It is May Day and everything is closed because it is a national holiday. Not even the ubiquitous bakery shops are open !! As a special tradition for May 1, on every other street corner people are selling small bouquets of "lily-of-the-valley" (erroneously also called "mayflower") with a red rose.
Today we have been biking and hiking. Biking first: We met our fellow bicyclists and our guide Eric on Place Vendôme in the morning, and spent 4 hours biking around Paris to visit interesting places with a special story to be told.
One stop was next to the Arc de Triomphe du Caroussel near the Louvre.
The straight and historical axis as seen westwards from the centre of the Louis XIV equestrian statue in front of the Louvre. Through the middle arc one can see the centre of the big wheel and the obelisk at Place de la Concorde, and even farther away on the same axis the big Arc de Triomphe on Champs-Élysées, and even farther away La Grande Arche in La Défence.
Notre-Dame de Paris was another obvious stop.
This is the interior of the only church in Paris that wat not looted and desecrated during the revolutions.
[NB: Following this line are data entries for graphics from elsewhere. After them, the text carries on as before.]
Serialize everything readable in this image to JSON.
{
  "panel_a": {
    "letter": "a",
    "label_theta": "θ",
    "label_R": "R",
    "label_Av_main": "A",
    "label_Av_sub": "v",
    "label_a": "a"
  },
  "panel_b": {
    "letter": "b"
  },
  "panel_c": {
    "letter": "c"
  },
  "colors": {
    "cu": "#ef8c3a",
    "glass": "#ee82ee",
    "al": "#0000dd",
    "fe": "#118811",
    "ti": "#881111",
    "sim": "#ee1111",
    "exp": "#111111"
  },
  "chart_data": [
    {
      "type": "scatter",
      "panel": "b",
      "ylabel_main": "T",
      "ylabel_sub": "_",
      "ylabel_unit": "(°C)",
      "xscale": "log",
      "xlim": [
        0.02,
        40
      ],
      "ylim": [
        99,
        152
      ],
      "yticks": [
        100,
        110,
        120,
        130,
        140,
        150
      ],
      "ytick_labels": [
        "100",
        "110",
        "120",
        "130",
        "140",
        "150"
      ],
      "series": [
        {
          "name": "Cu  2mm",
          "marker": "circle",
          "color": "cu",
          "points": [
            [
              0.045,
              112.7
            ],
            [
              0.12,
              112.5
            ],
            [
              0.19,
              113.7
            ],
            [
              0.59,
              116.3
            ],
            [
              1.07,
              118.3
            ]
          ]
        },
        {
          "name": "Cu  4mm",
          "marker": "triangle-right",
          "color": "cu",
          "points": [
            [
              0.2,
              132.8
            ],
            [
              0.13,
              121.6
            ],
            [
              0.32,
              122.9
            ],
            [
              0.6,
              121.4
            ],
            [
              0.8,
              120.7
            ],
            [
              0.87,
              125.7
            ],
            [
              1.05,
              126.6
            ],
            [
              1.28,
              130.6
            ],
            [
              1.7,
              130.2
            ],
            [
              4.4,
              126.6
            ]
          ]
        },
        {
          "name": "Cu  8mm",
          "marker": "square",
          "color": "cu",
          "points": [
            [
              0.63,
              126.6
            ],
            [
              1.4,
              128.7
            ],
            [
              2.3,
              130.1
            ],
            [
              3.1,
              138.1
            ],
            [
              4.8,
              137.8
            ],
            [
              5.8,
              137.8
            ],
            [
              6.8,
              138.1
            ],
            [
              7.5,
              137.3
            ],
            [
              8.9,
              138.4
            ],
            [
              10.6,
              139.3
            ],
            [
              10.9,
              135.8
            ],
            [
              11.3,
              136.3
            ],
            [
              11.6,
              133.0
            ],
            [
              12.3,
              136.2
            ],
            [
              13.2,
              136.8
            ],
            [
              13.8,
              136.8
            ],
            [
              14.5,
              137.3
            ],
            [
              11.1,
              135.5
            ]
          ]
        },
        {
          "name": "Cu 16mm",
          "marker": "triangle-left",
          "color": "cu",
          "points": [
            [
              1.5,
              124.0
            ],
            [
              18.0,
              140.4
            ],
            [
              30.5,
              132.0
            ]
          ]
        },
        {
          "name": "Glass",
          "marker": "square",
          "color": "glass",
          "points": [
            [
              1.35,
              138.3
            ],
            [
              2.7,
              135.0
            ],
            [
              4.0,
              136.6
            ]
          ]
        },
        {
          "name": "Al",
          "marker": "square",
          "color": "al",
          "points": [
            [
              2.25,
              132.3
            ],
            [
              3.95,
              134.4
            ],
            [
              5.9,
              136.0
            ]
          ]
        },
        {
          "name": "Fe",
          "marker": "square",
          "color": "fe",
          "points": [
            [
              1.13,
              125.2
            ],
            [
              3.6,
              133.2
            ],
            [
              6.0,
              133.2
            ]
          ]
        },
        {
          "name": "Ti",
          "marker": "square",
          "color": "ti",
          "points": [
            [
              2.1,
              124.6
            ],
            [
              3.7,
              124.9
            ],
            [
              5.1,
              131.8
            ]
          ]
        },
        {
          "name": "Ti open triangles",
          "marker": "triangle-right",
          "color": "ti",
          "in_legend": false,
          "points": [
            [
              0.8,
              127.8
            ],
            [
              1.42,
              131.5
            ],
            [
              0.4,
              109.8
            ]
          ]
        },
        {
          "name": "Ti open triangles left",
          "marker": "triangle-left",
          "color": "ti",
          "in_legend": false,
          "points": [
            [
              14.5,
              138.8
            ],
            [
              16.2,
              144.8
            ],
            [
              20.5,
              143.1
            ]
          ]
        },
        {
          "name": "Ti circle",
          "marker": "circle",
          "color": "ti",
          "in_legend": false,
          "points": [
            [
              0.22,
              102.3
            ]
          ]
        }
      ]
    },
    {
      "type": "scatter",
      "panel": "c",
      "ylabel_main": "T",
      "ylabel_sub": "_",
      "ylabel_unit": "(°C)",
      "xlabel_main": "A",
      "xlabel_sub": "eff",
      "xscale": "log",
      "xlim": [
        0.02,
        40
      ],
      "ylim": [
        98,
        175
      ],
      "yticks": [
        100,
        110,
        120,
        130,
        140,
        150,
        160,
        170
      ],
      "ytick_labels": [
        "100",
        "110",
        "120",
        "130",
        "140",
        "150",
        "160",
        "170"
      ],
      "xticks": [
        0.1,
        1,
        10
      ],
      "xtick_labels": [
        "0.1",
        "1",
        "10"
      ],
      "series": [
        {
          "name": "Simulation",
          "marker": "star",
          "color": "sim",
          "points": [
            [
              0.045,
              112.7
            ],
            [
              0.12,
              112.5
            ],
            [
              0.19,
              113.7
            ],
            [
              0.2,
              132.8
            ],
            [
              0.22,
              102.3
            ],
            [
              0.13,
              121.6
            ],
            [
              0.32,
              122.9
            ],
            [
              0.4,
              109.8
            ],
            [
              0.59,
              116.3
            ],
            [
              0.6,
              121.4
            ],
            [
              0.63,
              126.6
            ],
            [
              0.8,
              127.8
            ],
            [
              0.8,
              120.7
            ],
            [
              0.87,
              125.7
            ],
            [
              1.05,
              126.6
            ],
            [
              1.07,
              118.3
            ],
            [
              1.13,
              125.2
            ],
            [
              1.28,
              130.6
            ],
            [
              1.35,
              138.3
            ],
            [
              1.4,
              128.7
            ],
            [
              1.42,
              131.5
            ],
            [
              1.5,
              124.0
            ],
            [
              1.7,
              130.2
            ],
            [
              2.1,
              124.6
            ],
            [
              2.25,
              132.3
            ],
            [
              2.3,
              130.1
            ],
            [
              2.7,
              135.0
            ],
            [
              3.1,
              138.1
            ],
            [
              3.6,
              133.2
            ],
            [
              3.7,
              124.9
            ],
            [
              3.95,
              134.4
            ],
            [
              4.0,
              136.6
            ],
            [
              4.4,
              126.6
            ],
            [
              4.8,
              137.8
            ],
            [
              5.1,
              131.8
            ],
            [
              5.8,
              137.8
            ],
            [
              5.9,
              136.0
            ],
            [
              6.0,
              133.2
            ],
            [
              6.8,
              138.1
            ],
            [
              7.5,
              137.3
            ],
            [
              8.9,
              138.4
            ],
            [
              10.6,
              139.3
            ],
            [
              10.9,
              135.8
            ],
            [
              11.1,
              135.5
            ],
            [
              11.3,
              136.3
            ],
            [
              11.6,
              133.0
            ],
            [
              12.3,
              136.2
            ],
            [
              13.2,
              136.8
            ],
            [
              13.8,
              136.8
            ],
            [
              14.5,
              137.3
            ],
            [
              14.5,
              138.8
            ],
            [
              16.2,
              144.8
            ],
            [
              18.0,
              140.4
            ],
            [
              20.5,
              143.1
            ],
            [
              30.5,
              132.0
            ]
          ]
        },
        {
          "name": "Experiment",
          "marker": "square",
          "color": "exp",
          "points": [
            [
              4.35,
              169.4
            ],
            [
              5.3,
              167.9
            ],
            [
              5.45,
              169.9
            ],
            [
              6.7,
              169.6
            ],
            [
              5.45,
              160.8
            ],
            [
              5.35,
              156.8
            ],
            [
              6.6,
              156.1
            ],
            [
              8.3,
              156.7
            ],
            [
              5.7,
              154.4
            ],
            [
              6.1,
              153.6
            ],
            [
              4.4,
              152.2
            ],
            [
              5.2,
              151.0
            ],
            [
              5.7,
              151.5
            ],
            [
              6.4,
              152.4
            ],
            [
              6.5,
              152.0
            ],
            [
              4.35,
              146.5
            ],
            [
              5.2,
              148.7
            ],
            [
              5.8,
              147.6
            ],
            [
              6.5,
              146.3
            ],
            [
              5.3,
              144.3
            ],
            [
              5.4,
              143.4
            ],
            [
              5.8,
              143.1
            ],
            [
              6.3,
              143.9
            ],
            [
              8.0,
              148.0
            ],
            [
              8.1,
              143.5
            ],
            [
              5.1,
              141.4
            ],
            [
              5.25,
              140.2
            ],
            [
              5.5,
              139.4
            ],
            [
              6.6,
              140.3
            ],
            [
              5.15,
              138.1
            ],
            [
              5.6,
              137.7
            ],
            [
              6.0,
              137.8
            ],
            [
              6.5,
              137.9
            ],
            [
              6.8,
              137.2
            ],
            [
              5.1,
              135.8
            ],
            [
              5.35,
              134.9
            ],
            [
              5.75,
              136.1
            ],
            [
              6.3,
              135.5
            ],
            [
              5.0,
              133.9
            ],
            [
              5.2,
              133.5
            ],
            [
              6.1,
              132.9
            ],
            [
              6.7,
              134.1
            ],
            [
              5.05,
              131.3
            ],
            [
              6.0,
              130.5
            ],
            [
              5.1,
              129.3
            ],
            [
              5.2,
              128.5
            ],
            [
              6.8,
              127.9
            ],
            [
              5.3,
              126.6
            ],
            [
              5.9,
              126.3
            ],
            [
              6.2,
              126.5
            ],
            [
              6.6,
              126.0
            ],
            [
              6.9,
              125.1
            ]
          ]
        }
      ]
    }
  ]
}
This treasure is inside the Congrégation de Saint-Ésprit in 30 Rue Lhomond.
Oh, it must be hard to be a porcupine or a thief wanting the climb this downspout.
This is the Cour du Commerce Saint André, an old lane with at least two places worth noting.
Firstly, this plaque commemorates that this was the dwelling and the workshop of the German harpsichord maker Tobias Schmidt. Well, never heard of that guy! – In April 1792 Mr. Schmidt manufactured a machine that soon was to become famous during the revolution and ever since: the Guillotine ! If you should like to read fascinating details about Schmidt and his machine, click here.
Secondly, and neighbouring the guillotine man, is the world's oldest café: Le Procope. Since 1686 this place has served good and strong coffee, – and during the late 1780s it was also the preferred meeting place for key persons who was contemplating how to stage the revolution.
Maximilien Robespierre, the ardent revolutionary and "terror-monger", was among them.
The Café Procope plaque text translates to: "Café Procope. Here founded Procopio dei Coltelli in 1686 the oldest coffee house in the world and the most famous centre of the literary and philosophic life of the 18th and 19th centuries. It was frequented by La Fontaine, Voltaire and the Encyclopedists: Benjamin Franklin, Danton, Marat, Robespierre, Napoleon Bonaparte, Balzac, Victor Hugo, Gambetta, Verlaine and Anatole France." – Voila, everybody and his brother have been plotting here! Napoleon even left his hat here when he couldn't pay for his coffee.
Well, after some hours' biking the streets of sunny and beautiful Paris we parked the bicycles and took the Metro to a gem of a public park in the northeast of Paris.
Parc des Buttes-Chaumont is Paris' largest park but largely unknown to tourists. It was thoroughly landscaped when created 150 years ago. It has a small mountain, two bridges, a lake, a river, a waterfall, a quarry, and multitudes of exotic trees. Today was pique-nique day for the Parisians and the park was full of locals celebrating the nice spring weather and the May Day.
We had our lunch too and enjoyed the relaxed ambience amongst the locals. Before heading home we ascended to the top of the "mountain", viewed the view, –
– crossed the bridge, and grabbed the nearest Metro.